貰ったチケットをオークションで売るのは?
取引先からプロ野球の観戦チケットをもらった会社員。残念ながら試合の日は都合が悪く、インターネットオークションに出品したら思わぬ高値で売れた。同僚に自慢すると「ダフ屋行為に当たるのでは」と注意されたが、大丈夫かな。
これは、2006年03月27日の日本経済新聞朝刊「リーガル3分間ゼミ」に掲載された事例です。
では、この行為が法的に「ダフ屋行為」にあたるのかと言えば、
法的には、「当たらない」が正解なのだそう。
ダフ屋行為とは、(1)不特定の人に転売する目的で公共の場所でチケットを購入したり(2)公共の場所で不特定の人にチケットを売ったり、売ろうとしてつきまとったりする行為のこと。都道府県が定める迷惑防止条例で禁止されている。
この場合、取引先にいただいたのだから「転売する目的でチケットを購入した」わけではないし、「ネットオークション」についても、「公共の場所とはいえない」という判例があるからです。
法律違反じゃなきゃいいの?
法的には問題なくても、私はこれはNGだと思ってます。
まず、この事実を、チケットを下さった取引先に言って、喜んでもらえるでしょうか?自分の会社に良い印象を持ってもらえると思いますか?

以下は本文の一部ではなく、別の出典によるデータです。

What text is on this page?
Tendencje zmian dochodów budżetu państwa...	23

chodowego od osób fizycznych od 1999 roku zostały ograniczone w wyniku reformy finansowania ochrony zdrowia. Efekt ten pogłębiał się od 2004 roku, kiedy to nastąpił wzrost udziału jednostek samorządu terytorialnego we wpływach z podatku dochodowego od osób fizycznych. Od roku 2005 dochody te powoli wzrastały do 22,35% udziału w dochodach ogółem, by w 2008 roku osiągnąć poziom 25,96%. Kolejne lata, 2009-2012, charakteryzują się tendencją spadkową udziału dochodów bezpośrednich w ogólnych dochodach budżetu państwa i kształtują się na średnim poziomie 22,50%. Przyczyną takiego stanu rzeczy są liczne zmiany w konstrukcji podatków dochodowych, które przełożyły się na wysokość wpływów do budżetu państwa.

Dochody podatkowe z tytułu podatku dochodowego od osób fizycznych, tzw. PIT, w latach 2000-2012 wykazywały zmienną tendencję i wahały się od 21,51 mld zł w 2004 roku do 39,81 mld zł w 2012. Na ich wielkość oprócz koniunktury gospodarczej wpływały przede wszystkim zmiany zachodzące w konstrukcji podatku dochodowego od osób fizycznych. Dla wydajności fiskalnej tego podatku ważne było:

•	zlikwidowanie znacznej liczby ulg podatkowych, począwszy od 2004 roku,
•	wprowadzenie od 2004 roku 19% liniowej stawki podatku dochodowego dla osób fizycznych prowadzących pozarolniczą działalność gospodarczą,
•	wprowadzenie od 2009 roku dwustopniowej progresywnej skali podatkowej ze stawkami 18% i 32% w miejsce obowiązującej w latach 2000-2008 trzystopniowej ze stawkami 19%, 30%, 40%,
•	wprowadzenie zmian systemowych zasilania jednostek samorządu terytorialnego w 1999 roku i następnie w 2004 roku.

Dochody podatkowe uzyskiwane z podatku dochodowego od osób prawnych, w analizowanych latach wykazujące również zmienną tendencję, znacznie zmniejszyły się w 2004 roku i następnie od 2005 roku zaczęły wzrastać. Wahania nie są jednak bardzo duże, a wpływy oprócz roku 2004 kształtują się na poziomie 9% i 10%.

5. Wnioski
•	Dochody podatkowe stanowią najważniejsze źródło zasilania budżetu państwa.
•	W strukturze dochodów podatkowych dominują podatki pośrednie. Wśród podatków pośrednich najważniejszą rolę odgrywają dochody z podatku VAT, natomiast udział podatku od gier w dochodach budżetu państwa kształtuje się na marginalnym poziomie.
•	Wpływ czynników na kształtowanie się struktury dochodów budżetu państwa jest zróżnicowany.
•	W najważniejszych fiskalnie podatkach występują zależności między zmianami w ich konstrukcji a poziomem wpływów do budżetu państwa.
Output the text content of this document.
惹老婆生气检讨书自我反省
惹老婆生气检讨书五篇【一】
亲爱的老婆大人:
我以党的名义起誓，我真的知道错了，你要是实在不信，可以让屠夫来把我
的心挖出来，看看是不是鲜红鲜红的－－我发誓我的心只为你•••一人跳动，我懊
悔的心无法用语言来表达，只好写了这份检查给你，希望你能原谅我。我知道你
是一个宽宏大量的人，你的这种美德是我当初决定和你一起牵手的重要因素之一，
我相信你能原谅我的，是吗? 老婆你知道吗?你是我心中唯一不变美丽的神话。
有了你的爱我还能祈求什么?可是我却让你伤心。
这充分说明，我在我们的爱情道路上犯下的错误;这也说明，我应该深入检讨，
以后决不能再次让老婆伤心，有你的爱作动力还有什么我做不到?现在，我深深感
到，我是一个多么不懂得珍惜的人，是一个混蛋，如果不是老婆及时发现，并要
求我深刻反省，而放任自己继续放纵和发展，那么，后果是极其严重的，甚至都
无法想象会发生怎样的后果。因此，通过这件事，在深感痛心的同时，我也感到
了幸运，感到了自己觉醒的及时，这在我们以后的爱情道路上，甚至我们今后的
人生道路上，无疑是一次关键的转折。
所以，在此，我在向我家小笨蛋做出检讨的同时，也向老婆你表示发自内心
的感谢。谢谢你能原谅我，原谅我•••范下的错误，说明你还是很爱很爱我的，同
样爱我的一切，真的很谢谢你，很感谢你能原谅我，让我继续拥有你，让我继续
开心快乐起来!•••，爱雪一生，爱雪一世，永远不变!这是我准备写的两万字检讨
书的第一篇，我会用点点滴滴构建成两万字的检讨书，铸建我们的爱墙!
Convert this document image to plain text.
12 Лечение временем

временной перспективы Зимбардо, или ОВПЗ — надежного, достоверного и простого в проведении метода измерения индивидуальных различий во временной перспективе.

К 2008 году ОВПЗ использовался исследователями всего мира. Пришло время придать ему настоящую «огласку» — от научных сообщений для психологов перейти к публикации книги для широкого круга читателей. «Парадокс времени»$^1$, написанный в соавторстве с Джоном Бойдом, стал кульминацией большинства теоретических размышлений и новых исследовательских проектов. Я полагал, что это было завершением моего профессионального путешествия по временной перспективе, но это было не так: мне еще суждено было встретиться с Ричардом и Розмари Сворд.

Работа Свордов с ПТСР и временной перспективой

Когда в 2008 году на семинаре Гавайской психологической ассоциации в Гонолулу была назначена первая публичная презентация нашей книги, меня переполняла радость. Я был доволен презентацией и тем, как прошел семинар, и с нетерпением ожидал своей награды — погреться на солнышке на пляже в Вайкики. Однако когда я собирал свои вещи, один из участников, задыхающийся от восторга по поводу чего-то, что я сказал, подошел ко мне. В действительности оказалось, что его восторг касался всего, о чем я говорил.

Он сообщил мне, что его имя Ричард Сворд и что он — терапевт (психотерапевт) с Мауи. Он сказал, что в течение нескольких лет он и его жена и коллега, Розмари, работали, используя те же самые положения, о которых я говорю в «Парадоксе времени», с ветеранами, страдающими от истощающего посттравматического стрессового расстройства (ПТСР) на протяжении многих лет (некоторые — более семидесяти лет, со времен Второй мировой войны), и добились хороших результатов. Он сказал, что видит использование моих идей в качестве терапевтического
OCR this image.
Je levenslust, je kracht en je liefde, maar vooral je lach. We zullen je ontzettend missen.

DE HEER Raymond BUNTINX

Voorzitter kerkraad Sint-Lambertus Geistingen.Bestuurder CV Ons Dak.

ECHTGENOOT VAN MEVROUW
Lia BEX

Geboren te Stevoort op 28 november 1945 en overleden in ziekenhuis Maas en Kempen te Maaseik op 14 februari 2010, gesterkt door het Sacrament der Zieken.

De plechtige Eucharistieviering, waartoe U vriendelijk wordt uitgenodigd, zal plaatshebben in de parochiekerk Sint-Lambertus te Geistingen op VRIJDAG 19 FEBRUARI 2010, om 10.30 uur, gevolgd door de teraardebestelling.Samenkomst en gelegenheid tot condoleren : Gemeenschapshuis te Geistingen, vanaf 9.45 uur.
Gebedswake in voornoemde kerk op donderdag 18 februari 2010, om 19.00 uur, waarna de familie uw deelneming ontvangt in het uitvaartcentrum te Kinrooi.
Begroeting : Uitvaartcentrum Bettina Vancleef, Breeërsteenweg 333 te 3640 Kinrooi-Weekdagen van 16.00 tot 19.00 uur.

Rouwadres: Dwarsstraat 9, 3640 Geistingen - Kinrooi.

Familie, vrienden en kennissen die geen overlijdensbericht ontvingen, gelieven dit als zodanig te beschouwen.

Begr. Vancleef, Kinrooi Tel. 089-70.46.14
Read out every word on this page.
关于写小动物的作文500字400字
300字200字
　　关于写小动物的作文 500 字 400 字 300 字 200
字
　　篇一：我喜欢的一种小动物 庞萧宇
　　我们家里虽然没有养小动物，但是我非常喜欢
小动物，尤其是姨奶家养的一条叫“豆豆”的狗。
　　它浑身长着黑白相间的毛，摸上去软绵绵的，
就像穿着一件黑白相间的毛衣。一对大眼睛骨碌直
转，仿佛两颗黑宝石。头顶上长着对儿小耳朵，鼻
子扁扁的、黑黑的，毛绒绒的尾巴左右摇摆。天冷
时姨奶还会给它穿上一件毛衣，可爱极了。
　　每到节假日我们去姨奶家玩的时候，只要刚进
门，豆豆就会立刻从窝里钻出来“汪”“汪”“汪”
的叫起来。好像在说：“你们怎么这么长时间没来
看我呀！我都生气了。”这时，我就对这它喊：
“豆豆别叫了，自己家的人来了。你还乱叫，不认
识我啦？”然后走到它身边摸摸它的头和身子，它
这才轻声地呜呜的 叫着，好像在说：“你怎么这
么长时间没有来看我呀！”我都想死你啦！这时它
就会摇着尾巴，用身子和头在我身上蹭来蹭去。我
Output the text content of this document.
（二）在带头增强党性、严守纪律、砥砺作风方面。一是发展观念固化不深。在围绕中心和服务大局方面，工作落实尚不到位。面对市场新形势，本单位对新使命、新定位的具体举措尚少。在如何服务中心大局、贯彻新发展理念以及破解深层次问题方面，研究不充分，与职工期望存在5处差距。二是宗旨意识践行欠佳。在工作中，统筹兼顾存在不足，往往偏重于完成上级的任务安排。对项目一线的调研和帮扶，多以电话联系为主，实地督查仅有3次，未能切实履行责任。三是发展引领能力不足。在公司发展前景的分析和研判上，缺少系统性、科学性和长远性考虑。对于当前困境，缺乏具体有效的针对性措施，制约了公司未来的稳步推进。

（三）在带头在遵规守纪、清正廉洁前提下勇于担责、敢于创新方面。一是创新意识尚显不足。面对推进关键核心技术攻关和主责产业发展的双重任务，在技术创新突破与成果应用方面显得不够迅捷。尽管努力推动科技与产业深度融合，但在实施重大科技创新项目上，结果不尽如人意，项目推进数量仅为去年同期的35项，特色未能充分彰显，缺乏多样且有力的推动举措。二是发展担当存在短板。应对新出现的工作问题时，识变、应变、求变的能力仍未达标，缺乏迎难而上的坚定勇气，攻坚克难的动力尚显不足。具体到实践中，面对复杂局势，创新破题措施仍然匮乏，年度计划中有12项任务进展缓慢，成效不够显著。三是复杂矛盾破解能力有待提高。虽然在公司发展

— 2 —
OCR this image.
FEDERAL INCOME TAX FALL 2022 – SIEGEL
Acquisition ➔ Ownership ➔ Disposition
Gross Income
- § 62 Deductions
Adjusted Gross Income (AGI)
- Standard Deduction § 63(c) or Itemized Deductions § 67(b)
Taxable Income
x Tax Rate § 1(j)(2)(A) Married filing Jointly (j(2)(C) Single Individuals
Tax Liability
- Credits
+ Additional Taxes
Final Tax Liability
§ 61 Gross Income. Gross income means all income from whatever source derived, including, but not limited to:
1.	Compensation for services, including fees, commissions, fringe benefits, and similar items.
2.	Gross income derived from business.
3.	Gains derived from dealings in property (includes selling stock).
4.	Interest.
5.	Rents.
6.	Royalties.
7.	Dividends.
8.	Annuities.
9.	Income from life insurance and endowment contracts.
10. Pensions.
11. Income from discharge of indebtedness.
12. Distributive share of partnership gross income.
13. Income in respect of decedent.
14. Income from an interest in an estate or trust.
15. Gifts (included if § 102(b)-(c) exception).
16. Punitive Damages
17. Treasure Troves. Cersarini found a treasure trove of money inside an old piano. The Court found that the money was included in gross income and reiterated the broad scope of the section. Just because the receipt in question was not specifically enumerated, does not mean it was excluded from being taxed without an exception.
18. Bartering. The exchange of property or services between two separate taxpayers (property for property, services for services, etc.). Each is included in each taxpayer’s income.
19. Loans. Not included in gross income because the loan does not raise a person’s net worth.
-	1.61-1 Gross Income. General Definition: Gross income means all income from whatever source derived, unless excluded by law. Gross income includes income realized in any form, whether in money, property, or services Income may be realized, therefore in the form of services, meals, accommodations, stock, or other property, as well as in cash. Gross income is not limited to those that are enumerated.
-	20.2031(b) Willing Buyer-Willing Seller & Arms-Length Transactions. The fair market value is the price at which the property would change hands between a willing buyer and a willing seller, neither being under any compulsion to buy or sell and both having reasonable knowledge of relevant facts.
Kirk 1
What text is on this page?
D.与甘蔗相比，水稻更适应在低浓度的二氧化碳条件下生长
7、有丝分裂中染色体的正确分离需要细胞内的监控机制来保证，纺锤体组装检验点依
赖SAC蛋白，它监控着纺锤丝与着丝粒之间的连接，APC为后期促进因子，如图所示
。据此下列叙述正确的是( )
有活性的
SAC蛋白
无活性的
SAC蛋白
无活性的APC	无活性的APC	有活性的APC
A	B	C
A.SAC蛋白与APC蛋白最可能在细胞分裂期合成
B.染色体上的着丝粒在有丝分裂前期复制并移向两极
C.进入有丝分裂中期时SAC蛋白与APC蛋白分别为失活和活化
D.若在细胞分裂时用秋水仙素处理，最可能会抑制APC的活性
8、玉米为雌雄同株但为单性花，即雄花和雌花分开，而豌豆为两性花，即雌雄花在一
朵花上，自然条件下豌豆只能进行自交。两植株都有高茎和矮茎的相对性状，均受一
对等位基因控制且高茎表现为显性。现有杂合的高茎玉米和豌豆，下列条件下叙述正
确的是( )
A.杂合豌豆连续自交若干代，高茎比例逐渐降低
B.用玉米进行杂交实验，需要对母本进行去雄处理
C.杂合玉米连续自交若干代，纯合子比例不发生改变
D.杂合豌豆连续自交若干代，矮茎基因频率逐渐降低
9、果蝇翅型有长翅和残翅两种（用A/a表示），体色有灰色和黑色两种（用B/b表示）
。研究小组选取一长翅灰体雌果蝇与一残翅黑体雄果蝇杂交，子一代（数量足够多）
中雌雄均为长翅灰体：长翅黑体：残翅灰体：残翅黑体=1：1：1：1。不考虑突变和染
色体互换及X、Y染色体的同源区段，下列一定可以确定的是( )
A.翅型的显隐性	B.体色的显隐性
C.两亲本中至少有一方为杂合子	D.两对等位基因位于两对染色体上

「先日いただいたチケット、都合が悪かったんでネットオークションで売っちゃいました。
意外に高く売れて、儲かりました。ありがとうございます!」
と言われて、あなたなら嬉しいですか?(まあ普通言いませんが…)
仕事の上とはいえ、お土産も、記念品も、贈り物も、「相手に喜んでもらいたい」という気持ちで選び、贈るもの。
最初から「高値で売って儲けてもらうこと」を目的で送ったならいざしらず(それはまた別の問題アリ…)、先方の気持ちに反します。法律はともかくマナー違反。
「だってムダにするのもったいないじゃん。黙っておけばいいだろ」
それでも、どこからバレるかわかりません。たとえばこの例のように、うっかり同僚に自慢したことが上司や取引先の耳に入るとか。
また、この事例では「取引先をがっかりさせる」ことはなかったかもしれませんが、同僚に悪印象を持たれています。
「ダフ屋行為にあたるのでは」と注意した同僚は、多分、カレが法律違反を犯しているかもしれないことを心配しているのではなく、カレの行為を非難しているワケです。
ちょっとしたいただきものは、いわば「役得」。
「役得」が周りに許され、認められるのは、仕事の内容や普段のがんばりに見合う程度だからこそ。
例え法的に問題なくても、やめておいた方が無難です。
「ローカルルール」を見極めよ
前頁で紹介した、
「社内規則で受領が禁止されているような場合」
というのは、何も特別なケースではありません。
例えば就業規則の「服務規程」「服務心得」などに、「取引先より金品の贈与を受けること、また要求することを禁ずる」などの表現で記載されていることは多いです。
まあ常識。なので、たとえこの項目があったとしても、「お菓子もらっちゃった!」程度のことが、厳重に禁じられていたり、問題になることは少ないでしょう。
ではどんなケースが問題になるのか。これはムズカシイトコです。
ネットオークションの例でも、「法的に問題ないんでしょ?みんなおおっぴらやってるよ」なんて会社もある…かもしれません。
就業規則に書かれてなくても、記念品の傘など、「ウチの部は忘年会まで、ビンゴの景品用に貯めとく決まりなのに…」という「ローカルルール」があるかも。
とにもかくにも、「会社によって違う」ということ。
転職してみたら、「今の会社と前の会社はゼンゼン違ってた!」ということも少なくありません。
昔から日本では、現金や品物を贈る習慣がありました。「贈答」とは「贈り」そして「答える」ものです。言いかえれば人と人との大切なコミュニケーションがそこで成り立ちます。贈答によって人と人との交流をさらに広げ、人間関係をスムーズに運べることができたら、これ以上の幸せはありません。
(「冠婚葬祭」ガイド記事 「贈ってはいけない?うっかり贈り物タブー」より)
「贈られること」、それに「答えること」は、本来良きことです。
それをトラブルの元にしないためには、法律がどうであれ、自分の会社のルールを知っておくことが大切です。